Asunawa semblait souvent oublier qu’il avait déjà perdu la partie. Mais que faisaient les Andorans au Murandy ? Encore fallait-il que ces rapports soient vrais et non fondés sur de simples rumeurs de voyageurs, c’est-à-dire truffés de mensonges. L’Andor… Ce nom seul évoquait pour Valda des souvenirs pénibles. Morgase y était morte, ou bien servante de quelque Seanchan, ce peuple qui avait si peu de respect pour les titres qui n’étaient pas les leurs. Mais quel que soit son état, elle était perdue pour lui, et, plus grave encore, ses plans pour l’Andor étaient anéantis. Galadedrid, qui, alors, lui avait apporté une aide précieuse, était redevenu un jeune officier parmi d’autres, quoique trop populaire auprès des simples soldats. Les bons officiers ne sont jamais populaires. Mais Valda était pragmatique. Le passé était le passé. De nouveaux plans avaient remplacé l’Andor.
— Pas si loin que ça si nous partons vers l’est, à travers l’Altara, mon fils, à travers le nord de l’Altara. À l’heure actuelle, les Seanchans n’ont pas pu s’éloigner beaucoup d’Ebou Dar.
Tendant les mains vers le feu pour en capter la faible chaleur, Valda soupira.
Les Seanchans s’étaient répandus comme une épidémie au Tarabon et, ici, en Amadicia. Pourquoi cet homme pensait-il qu’il en serait autrement en Altara ?
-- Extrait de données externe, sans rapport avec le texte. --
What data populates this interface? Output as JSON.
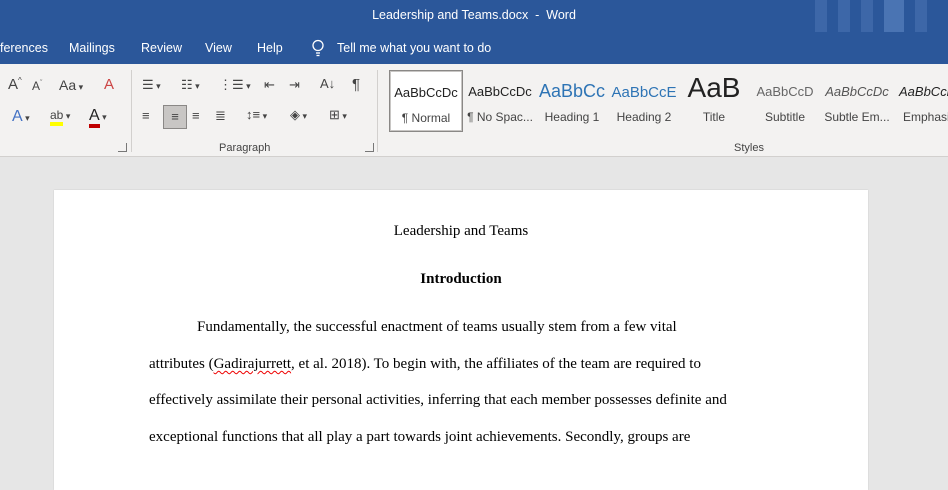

— Oubliez-vous les sorcières d’Altara ? Une armée entière, ai-je besoin de vous le rappeler ? À moins qu’elles ne soient au Murandy à présent.
Il était convaincu que les rapports qui faisaient état de leur déplacement disaient vrai. Malgré lui, il éleva la voix.
— Et si cette prétendue armée andorane dont vous avez entendu parler n’était autre que celle des sorcières ? Elles ont livré Caemlyn à al’Thor, ne l’oubliez pas ! Et l’Illian, et la moitié de l’Est ! Croyez-vous vraiment que les sorcières soient divisées ? Le croyez-vous ?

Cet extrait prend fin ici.